Now open RStudio Server and module6lab_Rnotebook.rmd. We’ll use this file to run a differential expression analysis using the Ballgown package. Click File > New file > R Notebook to create a new R Notebook. Copy and paste the contents of module6lab_Rnotebook.rmd into your new R Notebook. Make sure you get copy and paste the whole document.

Have a look at the Ballgrown package and manual document as well https://www.bioconductor.org/packages/release/bioc/html/ballgown.html

Q8) Are there any significant differentially expressed genes? What about PCA3?

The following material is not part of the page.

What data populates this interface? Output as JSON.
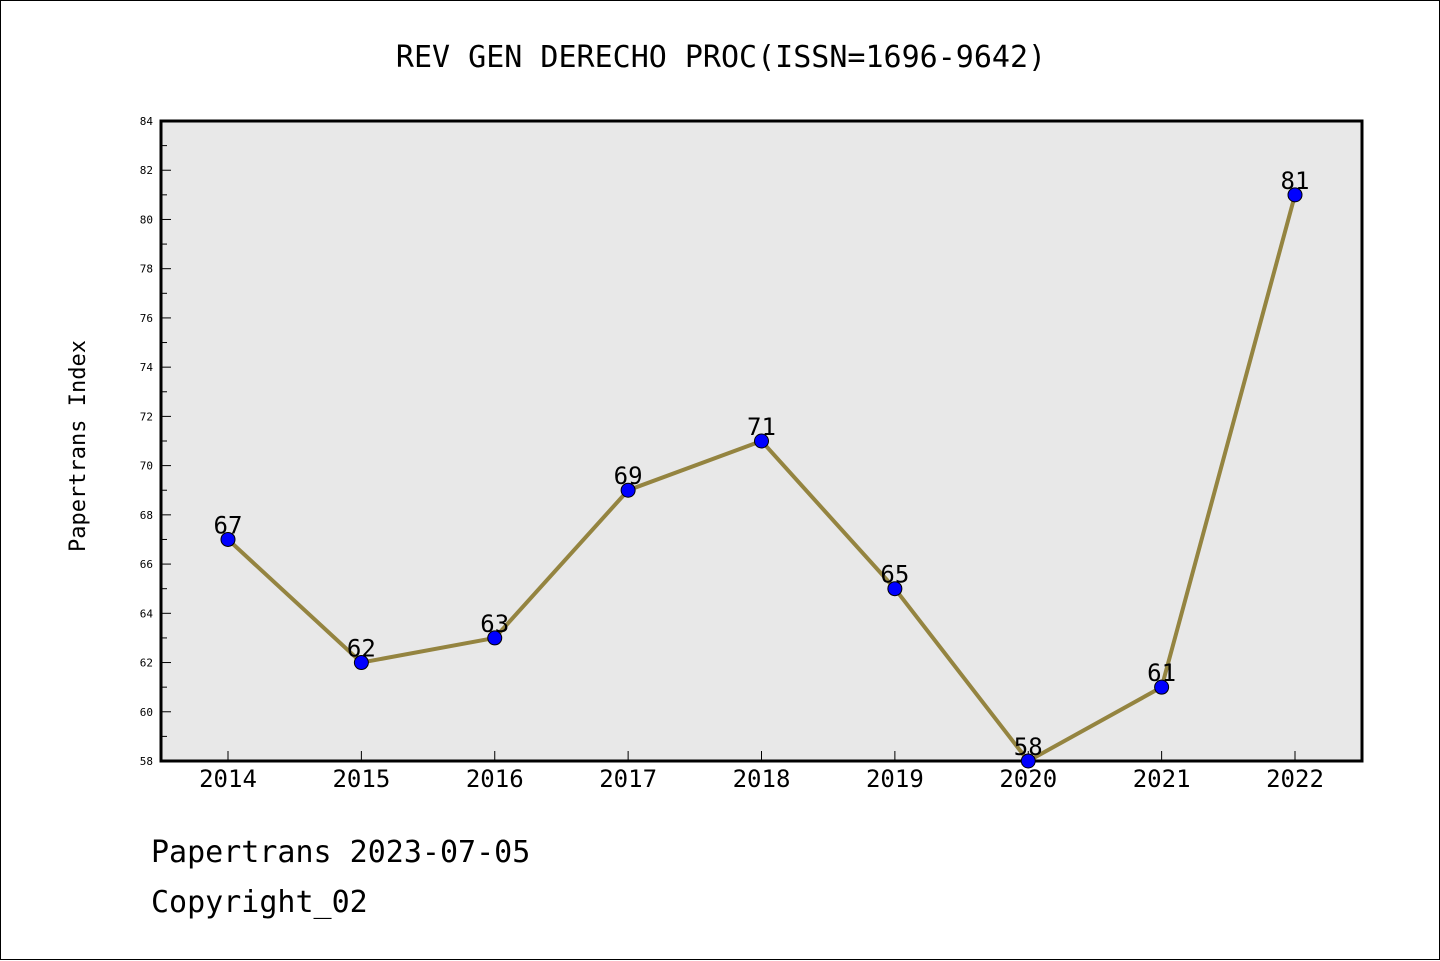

A8) Due to the small sample size, the PCA3 signal is not significant at the adjusted p-value level. You can try re-running the above exercise on your own by using all of the samples in the original data set. Does including more samples change the results?

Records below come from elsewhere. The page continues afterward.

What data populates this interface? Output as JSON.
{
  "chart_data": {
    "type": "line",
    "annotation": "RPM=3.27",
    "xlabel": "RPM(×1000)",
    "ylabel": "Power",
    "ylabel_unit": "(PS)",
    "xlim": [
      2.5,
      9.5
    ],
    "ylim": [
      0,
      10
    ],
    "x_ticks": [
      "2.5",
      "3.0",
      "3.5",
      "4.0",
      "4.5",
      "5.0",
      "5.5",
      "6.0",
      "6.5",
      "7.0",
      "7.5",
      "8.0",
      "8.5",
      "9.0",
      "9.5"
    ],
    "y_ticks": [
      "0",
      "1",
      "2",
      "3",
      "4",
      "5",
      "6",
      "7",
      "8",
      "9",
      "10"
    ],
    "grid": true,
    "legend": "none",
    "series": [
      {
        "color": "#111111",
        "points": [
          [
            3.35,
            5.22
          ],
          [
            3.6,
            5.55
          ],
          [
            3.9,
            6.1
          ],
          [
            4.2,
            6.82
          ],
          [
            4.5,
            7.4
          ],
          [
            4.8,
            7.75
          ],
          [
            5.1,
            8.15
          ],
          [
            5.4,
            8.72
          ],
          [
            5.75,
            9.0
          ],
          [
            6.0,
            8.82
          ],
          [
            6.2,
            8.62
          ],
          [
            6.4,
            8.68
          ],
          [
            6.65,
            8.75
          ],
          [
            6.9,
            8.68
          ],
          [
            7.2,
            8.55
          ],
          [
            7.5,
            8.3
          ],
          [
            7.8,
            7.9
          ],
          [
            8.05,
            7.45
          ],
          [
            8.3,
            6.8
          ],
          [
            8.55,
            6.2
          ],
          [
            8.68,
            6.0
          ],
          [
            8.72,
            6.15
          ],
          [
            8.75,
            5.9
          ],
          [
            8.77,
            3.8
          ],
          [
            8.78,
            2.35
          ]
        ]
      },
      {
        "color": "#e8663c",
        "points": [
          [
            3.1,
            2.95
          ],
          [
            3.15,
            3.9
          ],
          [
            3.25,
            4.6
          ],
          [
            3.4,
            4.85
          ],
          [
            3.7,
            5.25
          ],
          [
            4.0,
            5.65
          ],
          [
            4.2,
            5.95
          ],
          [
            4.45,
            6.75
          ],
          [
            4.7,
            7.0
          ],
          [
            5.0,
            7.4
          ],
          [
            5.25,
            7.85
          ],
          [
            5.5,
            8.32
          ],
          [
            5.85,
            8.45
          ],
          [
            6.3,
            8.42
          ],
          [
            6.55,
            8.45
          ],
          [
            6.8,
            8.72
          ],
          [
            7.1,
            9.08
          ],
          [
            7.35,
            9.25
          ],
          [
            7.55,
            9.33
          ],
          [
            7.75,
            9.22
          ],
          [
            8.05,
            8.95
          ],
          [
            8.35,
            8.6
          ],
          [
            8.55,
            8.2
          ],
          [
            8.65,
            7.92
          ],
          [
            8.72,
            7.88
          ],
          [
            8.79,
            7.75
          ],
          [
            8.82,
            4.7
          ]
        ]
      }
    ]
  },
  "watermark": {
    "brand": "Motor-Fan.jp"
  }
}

Q9) What plots can you generate to help you visualize this gene expression profile

A9) The CummerBund package provides a wide variety of plots that can be used to visualize a gene’s expression profile or genes that are differentially expressed. Some of these plots include heatmaps, boxplots, and volcano plots. Alternatively, you can use custom plots using ggplot2 command or base R plotting commands such as those provided in the supplementary tutorials. Start with something very simple such as a scatter plot of tumor vs. normal FPKM values.

Compare your plots to the expected plots: module6lab_Rnotebook.html To view this file, save it locally and load in it in your browser.